E, prestes a completar seis décadas de medicina somente em Campo Grande, Tsuneo fala que nunca parou de estudar, de atualizar conteúdos e ainda teve uma reviravolta na carreira, aos 70 anos. “Eu comecei atendendo muitos fazendeiros aqui, além de árabes que ficavam mais no comércio e os japoneses na lavoura. Atendia no consultório e também nos hospitais, até o momento em que percebi que não conseguiria mais manter esta rotina pesada de operar pacientes. Cheguei a ter uma família de cinco gerações como pacientes”, disse.
Desta forma, buscou uma forma de continuar exercendo a medicina. “Eu queria algo mais leve, então, fui estudar a medicina alternativa, como a acupuntura, por exemplo. Engraçado que, no começo, não acreditava em nada dessas coisas, mas, fui estudar de novo com 70 anos e aí teve uma guinada na minha profissão, então, até hoje estou estudando: acupuntura, medicina holística, justamente o que não acreditava muito”, comentou.

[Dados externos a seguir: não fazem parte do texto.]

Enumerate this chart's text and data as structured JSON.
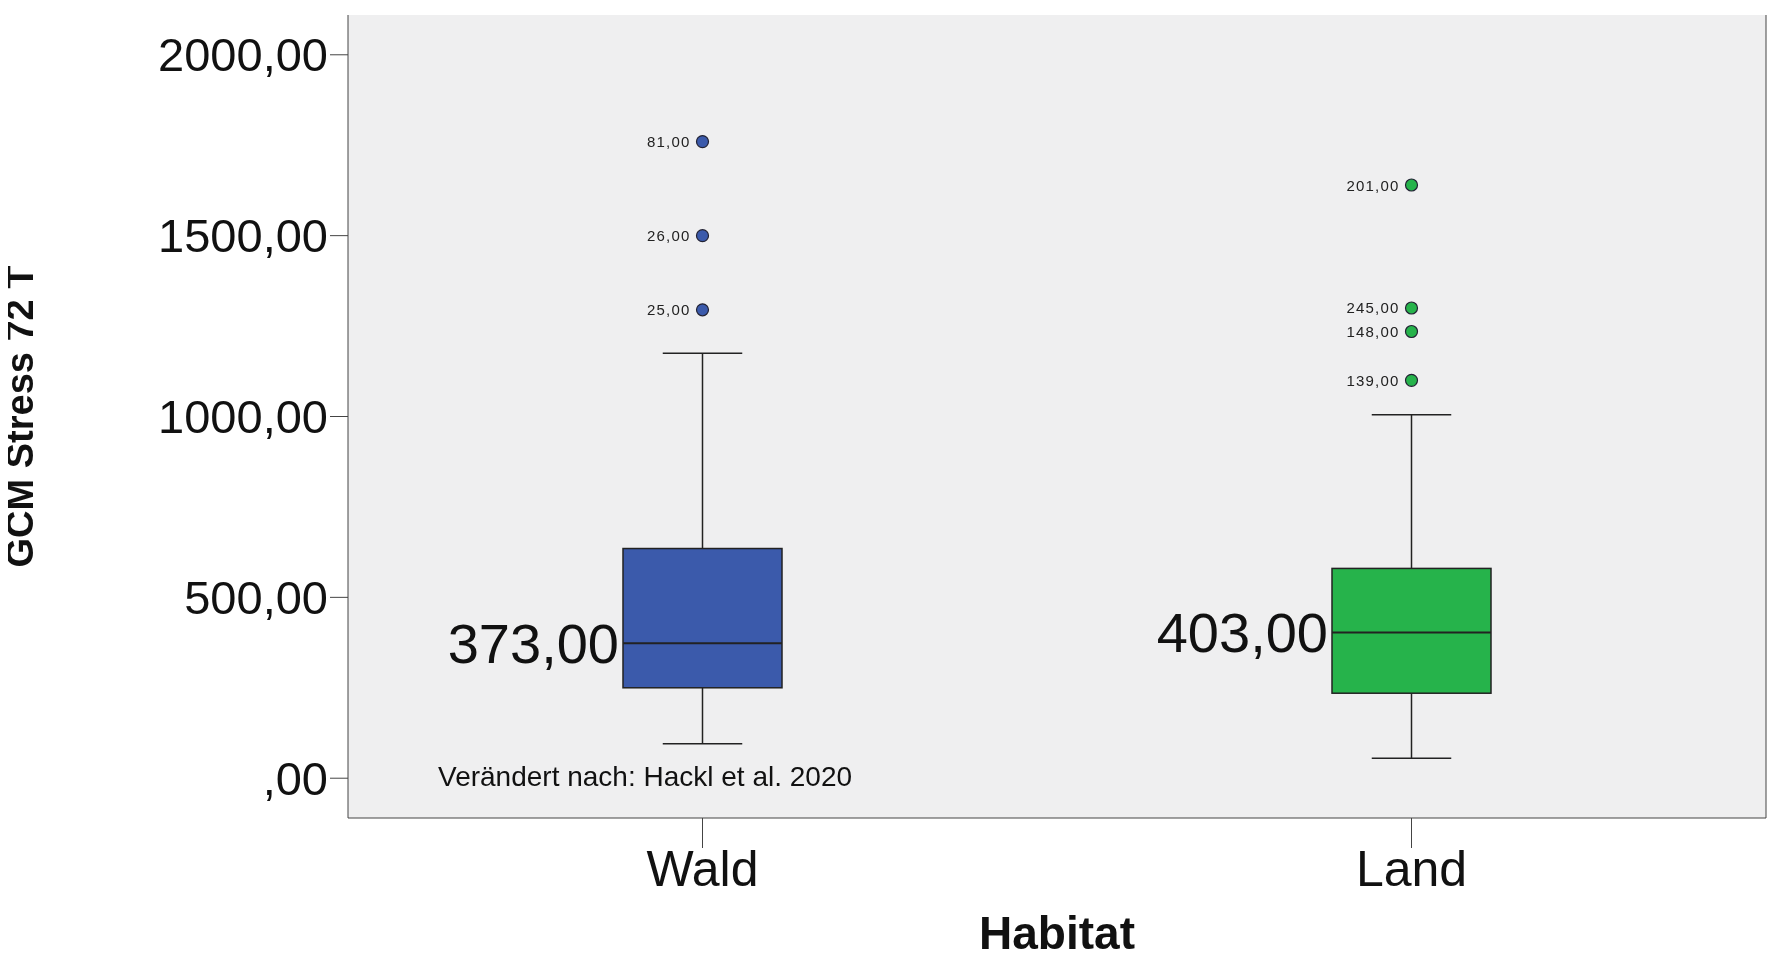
{
  "chart_data": {
    "type": "box",
    "xlabel": "Habitat",
    "ylabel": "GCM Stress 72 T",
    "categories": [
      "Wald",
      "Land"
    ],
    "colors": [
      "#3b5aab",
      "#26b34b"
    ],
    "boxes": [
      {
        "low": 95,
        "q1": 250,
        "median": 373,
        "q3": 635,
        "high": 1175,
        "outliers": [
          1295,
          1500,
          1760
        ]
      },
      {
        "low": 55,
        "q1": 235,
        "median": 403,
        "q3": 580,
        "high": 1005,
        "outliers": [
          1100,
          1235,
          1300,
          1640
        ]
      }
    ],
    "ylim": [
      -110,
      2110
    ],
    "yticks": [
      {
        "value": 0,
        "label": ",00"
      },
      {
        "value": 500,
        "label": "500,00"
      },
      {
        "value": 1000,
        "label": "1000,00"
      },
      {
        "value": 1500,
        "label": "1500,00"
      },
      {
        "value": 2000,
        "label": "2000,00"
      }
    ],
    "annotations": [
      {
        "text": "373,00",
        "x": "Wald",
        "y": 373
      },
      {
        "text": "403,00",
        "x": "Land",
        "y": 403
      },
      "25,00",
      "26,00",
      "81,00",
      "139,00",
      "148,00",
      "245,00",
      "201,00",
      "Verändert nach: Hackl et al. 2020"
    ]
  }
}
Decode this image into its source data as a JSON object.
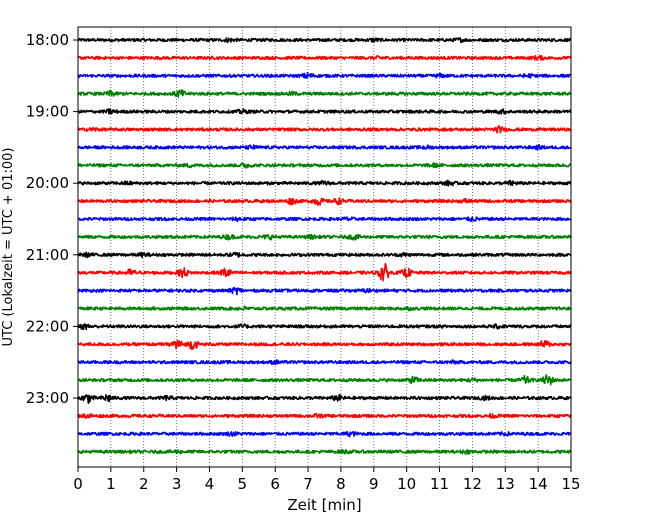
{
  "chart_data": {
    "type": "line",
    "title": "",
    "xlabel": "Zeit  [min]",
    "ylabel": "UTC (Lokalzeit = UTC + 01:00)",
    "xlim": [
      0,
      15
    ],
    "x_ticks": [
      "0",
      "1",
      "2",
      "3",
      "4",
      "5",
      "6",
      "7",
      "8",
      "9",
      "10",
      "11",
      "12",
      "13",
      "14",
      "15"
    ],
    "y_tick_labels": [
      "18:00",
      "19:00",
      "20:00",
      "21:00",
      "22:00",
      "23:00"
    ],
    "grid": "vertical dotted lines at each minute",
    "trace_interval_minutes": 15,
    "colors_cycle": [
      "#000000",
      "#ff0000",
      "#0000ff",
      "#008000"
    ],
    "series": [
      {
        "start": "18:00",
        "color": "#000000",
        "events": [
          [
            4.6,
            0.15
          ],
          [
            9.0,
            0.12
          ],
          [
            11.6,
            0.12
          ]
        ]
      },
      {
        "start": "18:15",
        "color": "#ff0000",
        "events": [
          [
            9.2,
            0.15
          ],
          [
            14.0,
            0.15
          ]
        ]
      },
      {
        "start": "18:30",
        "color": "#0000ff",
        "events": [
          [
            7.0,
            0.25
          ],
          [
            11.0,
            0.12
          ],
          [
            13.7,
            0.12
          ]
        ]
      },
      {
        "start": "18:45",
        "color": "#008000",
        "events": [
          [
            1.0,
            0.22
          ],
          [
            3.1,
            0.35
          ],
          [
            6.5,
            0.12
          ]
        ]
      },
      {
        "start": "19:00",
        "color": "#000000",
        "events": [
          [
            1.0,
            0.2
          ],
          [
            5.0,
            0.15
          ],
          [
            12.9,
            0.15
          ]
        ]
      },
      {
        "start": "19:15",
        "color": "#ff0000",
        "events": [
          [
            0.5,
            0.12
          ],
          [
            12.8,
            0.25
          ]
        ]
      },
      {
        "start": "19:30",
        "color": "#0000ff",
        "events": [
          [
            5.3,
            0.15
          ],
          [
            10.6,
            0.12
          ],
          [
            14.0,
            0.12
          ]
        ]
      },
      {
        "start": "19:45",
        "color": "#008000",
        "events": [
          [
            3.4,
            0.12
          ],
          [
            5.1,
            0.2
          ],
          [
            10.8,
            0.15
          ]
        ]
      },
      {
        "start": "20:00",
        "color": "#000000",
        "events": [
          [
            1.5,
            0.12
          ],
          [
            7.5,
            0.15
          ],
          [
            11.3,
            0.2
          ],
          [
            13.2,
            0.18
          ]
        ]
      },
      {
        "start": "20:15",
        "color": "#ff0000",
        "events": [
          [
            6.5,
            0.25
          ],
          [
            7.3,
            0.35
          ],
          [
            7.9,
            0.25
          ],
          [
            11.8,
            0.15
          ]
        ]
      },
      {
        "start": "20:30",
        "color": "#0000ff",
        "events": [
          [
            4.9,
            0.15
          ],
          [
            8.2,
            0.12
          ],
          [
            12.0,
            0.15
          ]
        ]
      },
      {
        "start": "20:45",
        "color": "#008000",
        "events": [
          [
            4.6,
            0.18
          ],
          [
            5.8,
            0.18
          ],
          [
            7.1,
            0.12
          ],
          [
            8.4,
            0.2
          ]
        ]
      },
      {
        "start": "21:00",
        "color": "#000000",
        "events": [
          [
            0.3,
            0.15
          ],
          [
            2.0,
            0.15
          ],
          [
            4.8,
            0.18
          ],
          [
            9.9,
            0.12
          ]
        ]
      },
      {
        "start": "21:15",
        "color": "#ff0000",
        "events": [
          [
            1.6,
            0.3
          ],
          [
            3.2,
            0.45
          ],
          [
            4.5,
            0.5
          ],
          [
            9.3,
            0.95
          ],
          [
            10.0,
            0.4
          ]
        ]
      },
      {
        "start": "21:30",
        "color": "#0000ff",
        "events": [
          [
            4.8,
            0.3
          ],
          [
            8.8,
            0.12
          ]
        ]
      },
      {
        "start": "21:45",
        "color": "#008000",
        "events": [
          [
            5.0,
            0.12
          ],
          [
            10.0,
            0.1
          ]
        ]
      },
      {
        "start": "22:00",
        "color": "#000000",
        "events": [
          [
            0.2,
            0.22
          ],
          [
            5.0,
            0.12
          ],
          [
            12.8,
            0.15
          ]
        ]
      },
      {
        "start": "22:15",
        "color": "#ff0000",
        "events": [
          [
            3.0,
            0.55
          ],
          [
            3.5,
            0.45
          ],
          [
            14.2,
            0.35
          ]
        ]
      },
      {
        "start": "22:30",
        "color": "#0000ff",
        "events": [
          [
            6.0,
            0.12
          ],
          [
            11.4,
            0.1
          ]
        ]
      },
      {
        "start": "22:45",
        "color": "#008000",
        "events": [
          [
            10.2,
            0.3
          ],
          [
            12.0,
            0.15
          ],
          [
            13.6,
            0.35
          ],
          [
            14.3,
            0.55
          ]
        ]
      },
      {
        "start": "23:00",
        "color": "#000000",
        "events": [
          [
            0.3,
            0.45
          ],
          [
            0.9,
            0.35
          ],
          [
            2.7,
            0.15
          ],
          [
            7.9,
            0.25
          ],
          [
            12.4,
            0.12
          ]
        ]
      },
      {
        "start": "23:15",
        "color": "#ff0000",
        "events": [
          [
            0.3,
            0.15
          ],
          [
            7.3,
            0.12
          ],
          [
            12.6,
            0.12
          ]
        ]
      },
      {
        "start": "23:30",
        "color": "#0000ff",
        "events": [
          [
            4.7,
            0.15
          ],
          [
            8.3,
            0.18
          ],
          [
            13.0,
            0.12
          ]
        ]
      },
      {
        "start": "23:45",
        "color": "#008000",
        "events": [
          [
            3.0,
            0.12
          ],
          [
            8.1,
            0.12
          ],
          [
            11.8,
            0.12
          ]
        ]
      }
    ]
  }
}
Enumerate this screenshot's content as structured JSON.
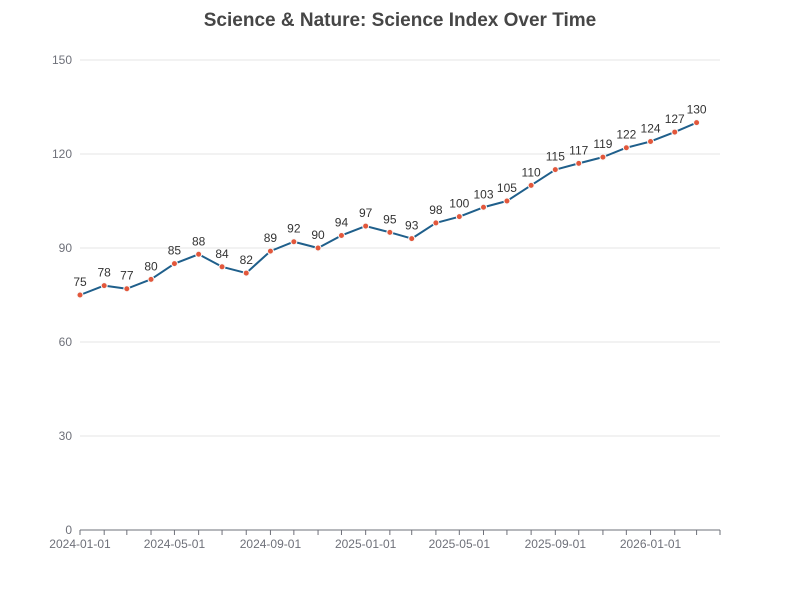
{
  "chart_data": {
    "type": "line",
    "title": "Science & Nature: Science Index Over Time",
    "xlabel": "",
    "ylabel": "",
    "x": [
      "2024-01-01",
      "2024-02-01",
      "2024-03-01",
      "2024-04-01",
      "2024-05-01",
      "2024-06-01",
      "2024-07-01",
      "2024-08-01",
      "2024-09-01",
      "2024-10-01",
      "2024-11-01",
      "2024-12-01",
      "2025-01-01",
      "2025-02-01",
      "2025-03-01",
      "2025-04-01",
      "2025-05-01",
      "2025-06-01",
      "2025-07-01",
      "2025-08-01",
      "2025-09-01",
      "2025-10-01",
      "2025-11-01",
      "2025-12-01",
      "2026-01-01",
      "2026-02-01",
      "2026-03-01"
    ],
    "series": [
      {
        "values": [
          75,
          78,
          77,
          80,
          85,
          88,
          84,
          82,
          89,
          92,
          90,
          94,
          97,
          95,
          93,
          98,
          100,
          103,
          105,
          110,
          115,
          117,
          119,
          122,
          124,
          127,
          130
        ]
      }
    ],
    "x_ticks": [
      "2024-01-01",
      "2024-05-01",
      "2024-09-01",
      "2025-01-01",
      "2025-05-01",
      "2025-09-01",
      "2026-01-01"
    ],
    "x_range": [
      "2024-01-01",
      "2026-03-31"
    ],
    "y_ticks": [
      0,
      30,
      60,
      90,
      120,
      150
    ],
    "ylim": [
      0,
      150
    ],
    "grid": "horizontal",
    "legend": "none",
    "data_labels": true,
    "colors": {
      "line": "#1f5f8b",
      "marker_fill": "#e2573b",
      "marker_stroke": "#f9f9f9",
      "grid": "#e6e6e6",
      "axis": "#6e7079"
    }
  }
}
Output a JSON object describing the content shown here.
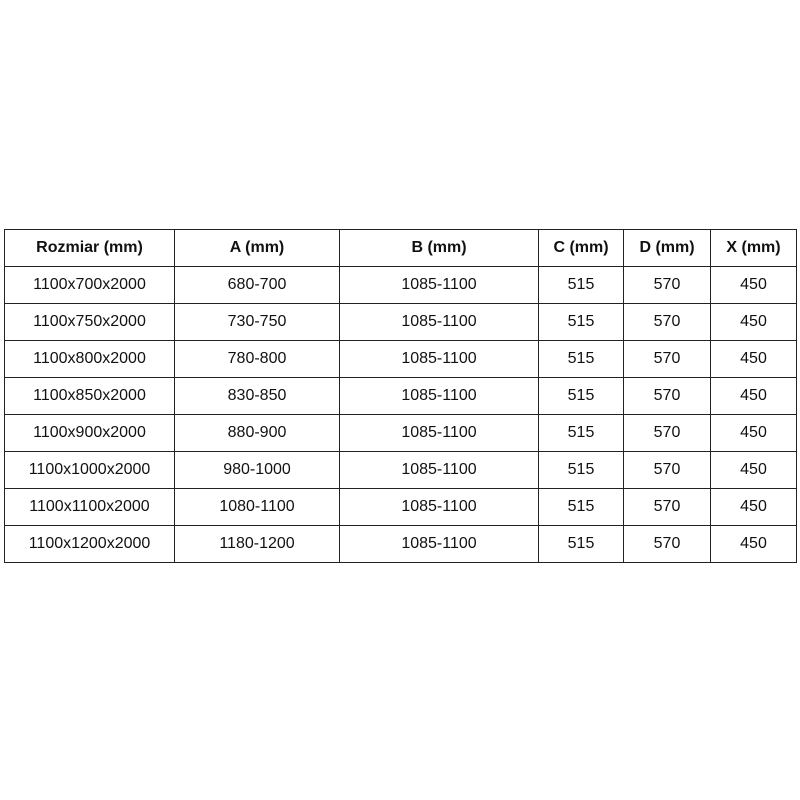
{
  "table": {
    "headers": [
      "Rozmiar (mm)",
      "A (mm)",
      "B (mm)",
      "C (mm)",
      "D (mm)",
      "X (mm)"
    ],
    "rows": [
      [
        "1100x700x2000",
        "680-700",
        "1085-1100",
        "515",
        "570",
        "450"
      ],
      [
        "1100x750x2000",
        "730-750",
        "1085-1100",
        "515",
        "570",
        "450"
      ],
      [
        "1100x800x2000",
        "780-800",
        "1085-1100",
        "515",
        "570",
        "450"
      ],
      [
        "1100x850x2000",
        "830-850",
        "1085-1100",
        "515",
        "570",
        "450"
      ],
      [
        "1100x900x2000",
        "880-900",
        "1085-1100",
        "515",
        "570",
        "450"
      ],
      [
        "1100x1000x2000",
        "980-1000",
        "1085-1100",
        "515",
        "570",
        "450"
      ],
      [
        "1100x1100x2000",
        "1080-1100",
        "1085-1100",
        "515",
        "570",
        "450"
      ],
      [
        "1100x1200x2000",
        "1180-1200",
        "1085-1100",
        "515",
        "570",
        "450"
      ]
    ]
  }
}
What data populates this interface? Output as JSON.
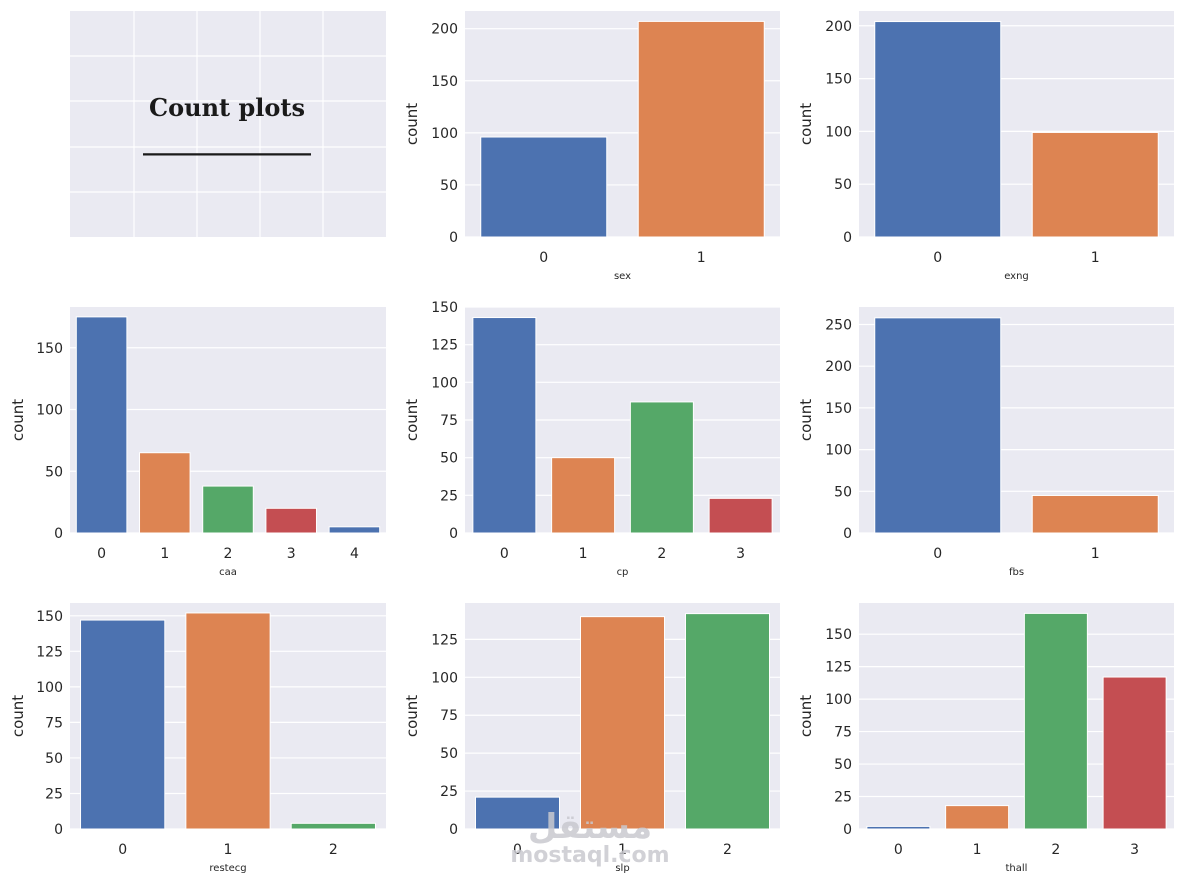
{
  "figure": {
    "title_panel": {
      "title": "Count plots",
      "underline": "______________"
    },
    "watermark": {
      "arabic": "مستقل",
      "latin": "mostaql.com"
    },
    "colors": {
      "background": "#eaeaf2",
      "grid": "#ffffff",
      "text": "#262626",
      "palette": [
        "#4c72b0",
        "#dd8452",
        "#55a868",
        "#c44e52"
      ]
    }
  },
  "chart_data": [
    {
      "type": "bar",
      "xlabel": "sex",
      "ylabel": "count",
      "categories": [
        "0",
        "1"
      ],
      "values": [
        96,
        207
      ],
      "ylim": [
        0,
        217
      ],
      "yticks": [
        0,
        50,
        100,
        150,
        200
      ]
    },
    {
      "type": "bar",
      "xlabel": "exng",
      "ylabel": "count",
      "categories": [
        "0",
        "1"
      ],
      "values": [
        204,
        99
      ],
      "ylim": [
        0,
        214
      ],
      "yticks": [
        0,
        50,
        100,
        150,
        200
      ]
    },
    {
      "type": "bar",
      "xlabel": "caa",
      "ylabel": "count",
      "categories": [
        "0",
        "1",
        "2",
        "3",
        "4"
      ],
      "values": [
        175,
        65,
        38,
        20,
        5
      ],
      "ylim": [
        0,
        183
      ],
      "yticks": [
        0,
        50,
        100,
        150
      ]
    },
    {
      "type": "bar",
      "xlabel": "cp",
      "ylabel": "count",
      "categories": [
        "0",
        "1",
        "2",
        "3"
      ],
      "values": [
        143,
        50,
        87,
        23
      ],
      "ylim": [
        0,
        150
      ],
      "yticks": [
        0,
        25,
        50,
        75,
        100,
        125,
        150
      ]
    },
    {
      "type": "bar",
      "xlabel": "fbs",
      "ylabel": "count",
      "categories": [
        "0",
        "1"
      ],
      "values": [
        258,
        45
      ],
      "ylim": [
        0,
        271
      ],
      "yticks": [
        0,
        50,
        100,
        150,
        200,
        250
      ]
    },
    {
      "type": "bar",
      "xlabel": "restecg",
      "ylabel": "count",
      "categories": [
        "0",
        "1",
        "2"
      ],
      "values": [
        147,
        152,
        4
      ],
      "ylim": [
        0,
        159
      ],
      "yticks": [
        0,
        25,
        50,
        75,
        100,
        125,
        150
      ]
    },
    {
      "type": "bar",
      "xlabel": "slp",
      "ylabel": "count",
      "categories": [
        "0",
        "1",
        "2"
      ],
      "values": [
        21,
        140,
        142
      ],
      "ylim": [
        0,
        149
      ],
      "yticks": [
        0,
        25,
        50,
        75,
        100,
        125
      ]
    },
    {
      "type": "bar",
      "xlabel": "thall",
      "ylabel": "count",
      "categories": [
        "0",
        "1",
        "2",
        "3"
      ],
      "values": [
        2,
        18,
        166,
        117
      ],
      "ylim": [
        0,
        174
      ],
      "yticks": [
        0,
        25,
        50,
        75,
        100,
        125,
        150
      ]
    }
  ]
}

Na época da faculdade, Tsuneo chegou a ouvir piadas sobre este ramo da medicina. “Os médicos não podiam falar que conheciam ou estavam fazendo acupuntura. Eles inclusive usavam outro termo: ‘agulhamento a seco’. O conselho [de medicina] também não aceitava, então, quem fazia falavam que eram só leigos. A gente percebia que os médicos não valorizavam, até o momento em que o presidente dos Estados Unidos, Rochard Nixon, levou uma turma de 100 médicos para presenciar uma cirurgia cardíaca na China, em que o paciente recebeu anestesia com acupuntura, só aí começaram a acreditar”, afirmou, relembrando os tempos de estudante.
Atualmente, Tsuneo fala que este ramo da medicina é muito evoluído não só nos Estados Unidos como em toda a Europa. “Os remédios tratam os sintomas e os medicamentos naturais a causa. É algo que vejo no meu trabalho, no dia a dia. Tenho pacientes que tomavam 10, 20 remédios ao dia e hoje estão satisfeitos com outros tratamentos. Isto me deixa muito contente”, disse.
Atleta aos 90 anos
Aos 90 anos, Tsuneo possui uma rotina muito organizada. “Estudo, leio todos os dias, no período da manhã. Eu preciso fazer isso e aí também me sinto melhor para repassar conhecimento. Também jogo tênis, tanto na quadra do meu condomínio como na Associação Nipo”, explicou.
Já no período da tarde, das 13 às 18h, o médico atende pacientes. “Tenho saúde e uma vida tranquila atualmente, além da satisfação em atender os meus pacientes. Trabalho porque gosto de ajudar as pessoas, acho que esse é o meu propósito. Engraçado que, aos 85, tinha um plano: comprei um apartamento, arrumei a mobília e achei que me mudaria para lá e me aposentaria. Mas, me senti bem para continuar trabalhando e talvez chegue aos 100 anos com saúde, disposição e ainda estudando”, finalizou.